Now how do we help workers earn credit for these job skills that can ‘stack’ into a valuable credential at the local community college?

If time is the biggest barrier to a team member’s entry into a certification program, how might we integrate some of the learning so it takes place on the job? Once we’re freed from the mindset that learning has to happen in the classroom, we could entertain the possibility of supervisors playing a role in the assessment of skills. Many team members wrote that they learn best when they are in an environment where exemplary professional skills are modeled regularly.. How can we channel this learning into something that can be assessed and credited by a formal higher ed institution?

To answer some of these questions, we looked to other emerging models that are working to get this right, from companies paying staff members to complete MOOCs to full tuition reimbursement for whole degree programs. As new models emerge, like Brandon Busteed’s Going Pro Early, which suggests students will increasingly get hired right out of high school and earn a degree while working, there’s more pressure to figure this out. Here’s what we have to learn from these existing programs:

Cuyahoga Community College

Some community colleges have taken the approach of physically bringing the college to the place of work. Cuyahoga Community College in Cleveland, Ohio, has done this with a 53-foot mobile training unit that can be pulled up alongside any workplace to teach hands on skills-based training for in-demand trades like welding, machining, and 3D printing. The biggest question here is how do we scale an approach like this beyond the number of people who can fit in a 53-foot vehicle?

Guild Education

Credit for prior learning is a key piece of the Guild model. The program seeks to meet learners where they are by giving them credit for skills they already have, removing any redundancies. By working with an education coach, they’ll help you get credit for previous college courses, workplace trainings, and find a program that fits best with both your past experiences and your career trajectory.

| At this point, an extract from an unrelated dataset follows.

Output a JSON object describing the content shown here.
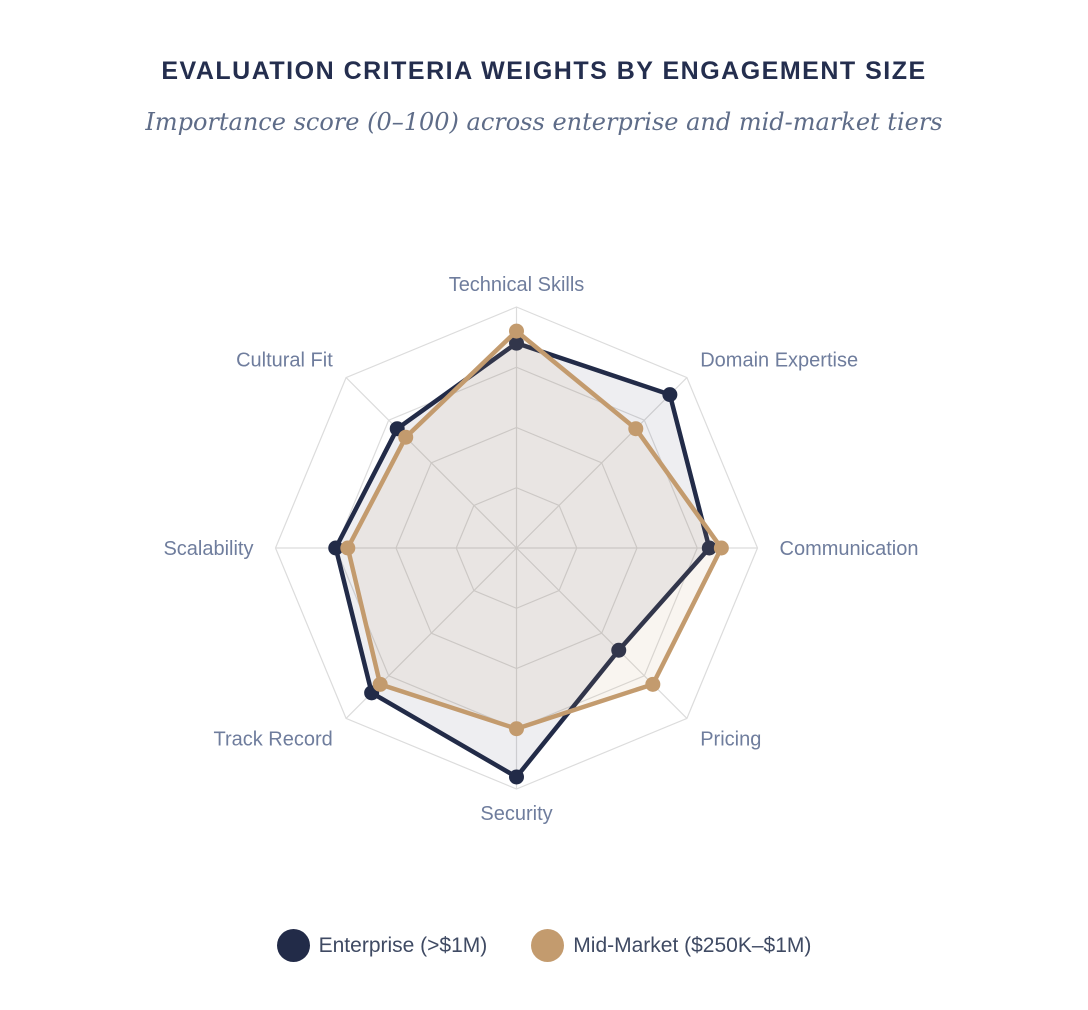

IBM and Northeastern Badge Program

With IBM’s new-collar program, a large percentage of the workforce doesn’t have a college degree. Instead, they’re being trained on the job with digital badges for the skills they need to remain competitive in their roles. For IBM employees who take advantage of the digital badge program and decide they’d like to get a formal degree, the badges they’ve earned translate to credits at Northeastern University. By transferring in prior learning as signified by digital badges, learners can save up to $6,000 in tuition and reduce the time to a graduate degree or certificate by up to one quarter term.

InStride (ASU and Starbucks)

Employees enrolled through this partnership will be reimbursed upon completion of certain ‘course milestones.’ ASU’s responsibilities include the academic side of the partnership—ensuring course quality, reviewing faculty credentials, developing and maintaining the program—and providing financial aid, advising and enrollment services. Starbucks’s responsibilities are far less, including determining which of its employees qualify for the program, and will otherwise work with the university to create a one-week mandatory orientation session and a “digital experience” to welcome students to the program.

Purdue Global and Cisco/Lily

Purdue Online is partnering with Fortune 500 companies, such as Lilly and Cisco, in two ways: co-developing online badges in important topics as well as enabling corporate-wide learning opportunities. A cornerstone for this model is the flexibility. The custom courses being offered by Purdue Global adapt to the learner’s work schedule opposed to requiring typical academic scheduling.

Between the combined resources of Alamo Colleges District and Goodwill San Antonio, team members will have access to a life skills coach, financial literacy, just in time resources, transportation benefits, and more. The line between school and work is blurring, and, for these team members, we aim to make these post-secondary resources as seamlessly accessible no matter where they are.